Yo tuve que asistir varios meses a psicología y
en psiquiatría me dieron un medicamento para la depresión. Han pasado varios
años y entiendo, sé que no podía hacer nada y que el tiempo no se puede
cambiar, pero hoy, trato de estar más pendiente. Este año conocí el caso de 5
estudiantes de la universidad y un niño de bachillerato. No los conocía, pero
igual, removió recuerdos y volvió a doler. Acompañé a los actos protocolarios,
y desde la posición del visitante, del observador, vi el dolor de compañeros,
maestros comiéndose su dolor, familias tratando de apoyarse unos con otros, sin
entender qué había pasado, cuál palabra o qué acción había servido como
detonante. Los vi llorar y no pude evitar llorar con ellos. Sentía su dolor
como si fuera mío, quisiera tener el poder de cambiar la historia, y varios lo
decían es esos espacios, pero no había nada que hacer, tan solo aceptar, decir
adiós, perdonarse a sí mismo y tratar de continuar, con la intensión, no de
olvidar, sino tratar de ser mejores y luchar por los que quedan.

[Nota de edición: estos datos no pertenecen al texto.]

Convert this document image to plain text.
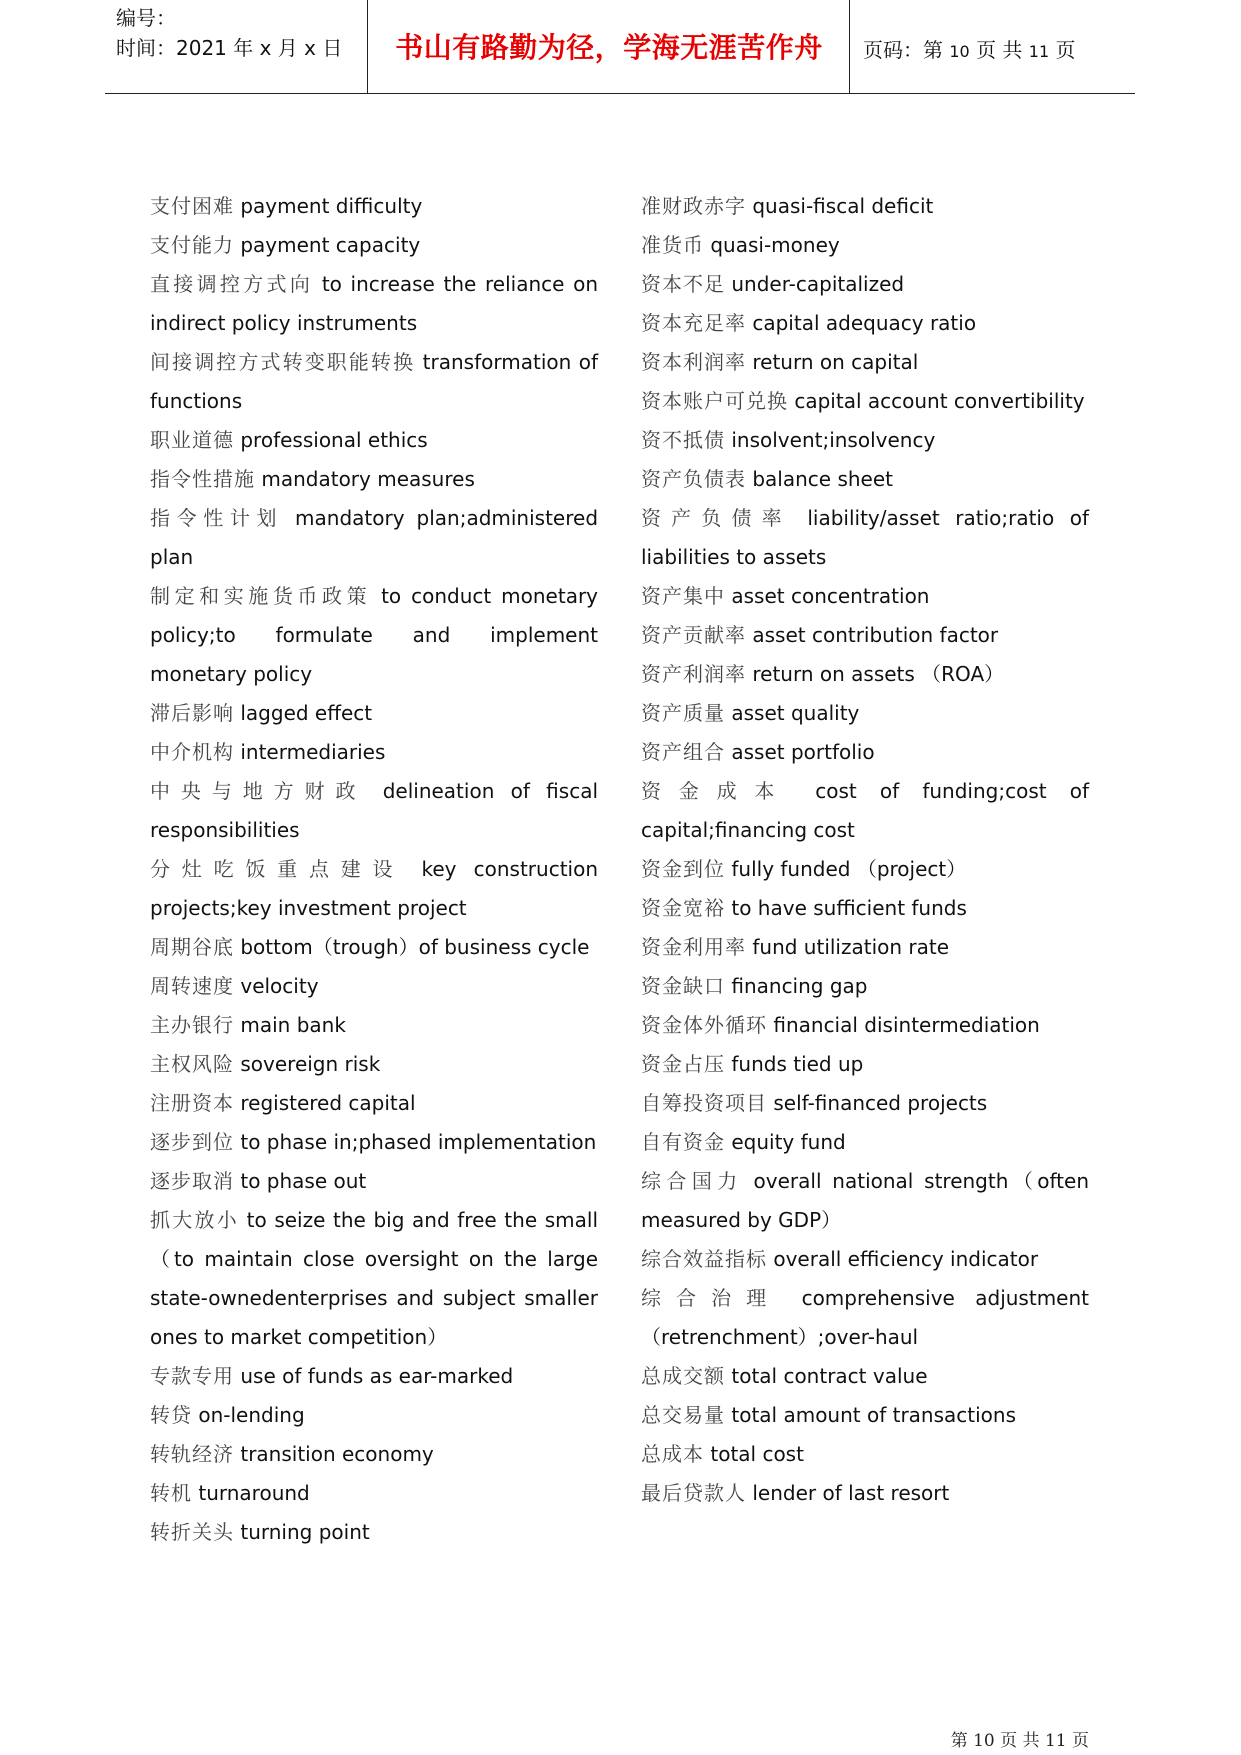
编号：
时间：2021 年 x 月 x 日	书山有路勤为径，学海无涯苦作舟	页码：第 10 页 共 11 页

支付困难 payment difficulty

支付能力 payment capacity

直接调控方式向 to increase the reliance on indirect policy instruments

间接调控方式转变职能转换 transformation of functions

职业道德 professional ethics

指令性措施 mandatory measures

指令性计划 mandatory plan;administered plan

制定和实施货币政策 to conduct monetary policy;to formulate and implement monetary policy

滞后影响 lagged effect

中介机构 intermediaries

中央与地方财政 delineation of fiscal responsibilities

分灶吃饭重点建设 key construction projects;key investment project

周期谷底 bottom（trough）of business cycle

周转速度 velocity

主办银行 main bank

主权风险 sovereign risk

注册资本 registered capital

逐步到位 to phase in;phased implementation

逐步取消 to phase out

抓大放小 to seize the big and free the small（to maintain close oversight on the large state-ownedenterprises and subject smaller ones to market competition）

专款专用 use of funds as ear-marked

转贷 on-lending

转轨经济 transition economy

转机 turnaround

转折关头 turning point

准财政赤字 quasi-fiscal deficit

准货币 quasi-money

资本不足 under-capitalized

资本充足率 capital adequacy ratio

资本利润率 return on capital

资本账户可兑换 capital account convertibility

资不抵债 insolvent;insolvency

资产负债表 balance sheet

资产负债率 liability/asset ratio;ratio of liabilities to assets

资产集中 asset concentration

资产贡献率 asset contribution factor

资产利润率 return on assets （ROA）

资产质量 asset quality

资产组合 asset portfolio

资金成本 cost of funding;cost of capital;financing cost

资金到位 fully funded （project）

资金宽裕 to have sufficient funds

资金利用率 fund utilization rate

资金缺口 financing gap

资金体外循环 financial disintermediation

资金占压 funds tied up

自筹投资项目 self-financed projects

自有资金 equity fund

综合国力 overall national strength（often measured by GDP）

综合效益指标 overall efficiency indicator

综合治理 comprehensive adjustment（retrenchment）;over-haul

总成交额 total contract value

总交易量 total amount of transactions

总成本 total cost

最后贷款人 lender of last resort

第 10 页 共 11 页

Le pido a Dios que ilumine y acompañe a mi
hijo. Le pido mucho a DIOS, que le ayude a tomar buenas decisiones, que busque
ayuda cuando sienta que los problemas lo superan, y que, por favor, en muchas
ocasiones halla alguien dispuesto a acompañarlo y ayudarlo si es que yo no
estoy.
Pido a DIOS por mis estudiantes, y le pido que
me ilumine para que, a través de mi palabra, no solo les brinde los
conocimientos, sino también el ánimo para luchar y cumplir sus metas. Le pido a
Dios que me ilumine y me ayude a generar espacios en pro del bienestar
socioemocional y que, aunque no digan nada, estos espacios les permitan
reflexionar, que si sienten que algo los supera, busquen ayuda. No es malo
buscar ayuda.
Incluso la ayuda puede venir de un simple
ejercicio de escribir. El papel aguanta todo, y a veces poner en el papel ayuda
a transmutar los dolores, ayuda a alcanzar el perdón, ayuda a reflexionar para
ser mejores cada día.
Mi misión hoy, con este escrito, no es juzgar,
y tampoco quiero ser juzgada. Al igual que todos, este fue un ejercicio
terapéutico que necesitaba y que estoy segura de que me ayudó a encaminar
ideas. Ya hice un taller socioemocional con los niños: hablamos, lloramos y
vivimos varias emociones; es necesario hablar del tema, hacerlo cotidiano en
nuestras aulas, vivir nuestras emociones sin afectar a los demás y para ello,
debemos conocerlas, conocernos y saber cómo podemos autorregularnos.